Dalam kunjungan kerja ini yang berlangsung di Wantilan Taman Nasional Bali Barat tersebut, perwakilan dari Dinas Perhubungan Provinsi Bali menjelaskan posisi terakhir rencana lokasi Bandara Bali Utara di Desa Sumberklampok.
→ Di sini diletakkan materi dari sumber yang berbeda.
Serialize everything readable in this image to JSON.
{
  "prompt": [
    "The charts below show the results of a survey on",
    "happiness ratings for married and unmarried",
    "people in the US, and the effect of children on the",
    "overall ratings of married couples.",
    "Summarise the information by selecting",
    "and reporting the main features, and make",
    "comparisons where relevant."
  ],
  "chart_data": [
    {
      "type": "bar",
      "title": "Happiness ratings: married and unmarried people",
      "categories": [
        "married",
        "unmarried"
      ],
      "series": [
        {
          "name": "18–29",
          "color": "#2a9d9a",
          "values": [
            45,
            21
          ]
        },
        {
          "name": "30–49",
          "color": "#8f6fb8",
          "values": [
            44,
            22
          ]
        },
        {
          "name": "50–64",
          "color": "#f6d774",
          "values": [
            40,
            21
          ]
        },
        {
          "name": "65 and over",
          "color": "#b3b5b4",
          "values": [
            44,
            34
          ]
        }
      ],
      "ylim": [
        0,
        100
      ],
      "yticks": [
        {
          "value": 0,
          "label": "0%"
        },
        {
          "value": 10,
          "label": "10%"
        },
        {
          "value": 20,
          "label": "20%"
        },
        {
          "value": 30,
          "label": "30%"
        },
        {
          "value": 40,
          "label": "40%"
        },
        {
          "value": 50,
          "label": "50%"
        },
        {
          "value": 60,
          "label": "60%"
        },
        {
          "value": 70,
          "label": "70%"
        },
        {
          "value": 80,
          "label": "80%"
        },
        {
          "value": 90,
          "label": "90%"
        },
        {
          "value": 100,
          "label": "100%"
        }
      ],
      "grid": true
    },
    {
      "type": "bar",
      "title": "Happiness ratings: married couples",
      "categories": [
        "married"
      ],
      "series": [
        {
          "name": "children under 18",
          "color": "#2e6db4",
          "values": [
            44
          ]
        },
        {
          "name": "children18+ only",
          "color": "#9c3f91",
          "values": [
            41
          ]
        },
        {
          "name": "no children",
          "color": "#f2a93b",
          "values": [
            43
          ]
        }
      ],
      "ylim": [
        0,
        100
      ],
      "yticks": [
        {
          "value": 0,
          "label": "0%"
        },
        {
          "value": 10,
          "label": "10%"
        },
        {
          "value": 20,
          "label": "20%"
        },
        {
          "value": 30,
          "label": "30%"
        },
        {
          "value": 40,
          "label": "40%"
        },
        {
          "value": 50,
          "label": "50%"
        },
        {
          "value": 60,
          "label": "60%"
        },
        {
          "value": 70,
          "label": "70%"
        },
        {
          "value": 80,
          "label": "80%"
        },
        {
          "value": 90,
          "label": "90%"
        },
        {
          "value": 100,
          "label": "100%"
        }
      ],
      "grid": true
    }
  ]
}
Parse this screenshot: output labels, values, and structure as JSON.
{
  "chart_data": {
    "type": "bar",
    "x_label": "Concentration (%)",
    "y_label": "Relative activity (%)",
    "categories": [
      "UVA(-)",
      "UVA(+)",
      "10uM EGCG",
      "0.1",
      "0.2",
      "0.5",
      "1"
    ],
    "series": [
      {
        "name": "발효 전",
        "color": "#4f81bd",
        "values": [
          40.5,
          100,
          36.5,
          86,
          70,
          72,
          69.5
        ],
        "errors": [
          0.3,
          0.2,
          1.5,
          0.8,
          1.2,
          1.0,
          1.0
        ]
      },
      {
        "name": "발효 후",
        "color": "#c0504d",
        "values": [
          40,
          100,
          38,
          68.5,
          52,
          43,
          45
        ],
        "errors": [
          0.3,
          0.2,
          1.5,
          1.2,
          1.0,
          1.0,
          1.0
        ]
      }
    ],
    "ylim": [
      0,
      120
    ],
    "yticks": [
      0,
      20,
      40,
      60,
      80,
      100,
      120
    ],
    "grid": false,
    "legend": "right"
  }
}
Total luas areal bandara disebutkan mencapa 612 hektar, dengan seluas 310 hektar untuk terimal dan landasan pacu dimana membutuhkan lawasan seluas 64 hekter di kawasan Taman Nasional Bali Barat.
Terkait rencana lokasi bandara ini, Gubernur Bali Wayan Koster sudah melayangkan permohonan rekomendasi ke Kementerian Agaria dan Tata Ruang serta Kementerian Lingkungan Hidup dan Kehutanan mengenai kesesuaian tata ruang dan penggunaan kawasan hutan.
Ketua Komisi IV DPR RI Sudin mengaku pihaknya sangat mendukung pembangunan di Bali seperti rencana Bandara Bali Utara ini. Namun ia mengingatkan jangan sampai pembangunan ini merusak alam apalagi merambah kawasaan hutan di Taman Nasional Bali Barat. Terlebih Gubernur Bali Wayan Koster mengusung visi Nangun Sat Kerthi Loka Bali yang katanya berpihak kepada pelestarian alam Bali.
“Saya dukung pembangunan tapi tolong jangan merusak alam. Saya yakin saudara-saudara saya di Bali, untuk perlindungan alam nomor satu,” tuturnya.
Sudin pun mengingatkan alam bisa murka dan tidak akan menjaga manusia lagi jika manusia tidak bisa menjaga alam. “Kalau kita tidak menjaga alam, yakin alam tidak akan menjaga kita,” pesan legislator asal Lampung ini.
Ia juga mengaku kecewa, heran dan tidak habis pikir kenapa sampai rencana lokasi Bandara Bali Utara berubah dari kajian awal di Desa Kubutambahan, Kecamatan Kubutambahan, Kabupaten Buleleng menjadi ke Desa Sumberklampok, Kecamatan Gerokgak, Kabupaten Buleleng.
“Kok lokasinya berubah? Kok tiba-tiba pindah? Ini ada apa? Seolah-olah kajian awal tidak tepat. Mohon maaf saya harus berkata apa adanya. Saya kecewa dengan perubahan ini,” keluhnya.
Sudin pun mengingatkan pembangunan Bandara Bali Utara ini jangan sampai merusak alam dengan ditunggangi para cukong dan investor spekulan yang hanya ingin mendapatkan keuntungan pribadi dari pembangunan megaproyek ini tanpa memperhatikan kelestarian alam dan keberlangsungan ekosistem di Taman Nasional Bali Barat. “Kalau pemerintah spekulan, banyak yang masuk. Para cukong itu tidak pikirkan alam,” pesannya mewanti-wanti.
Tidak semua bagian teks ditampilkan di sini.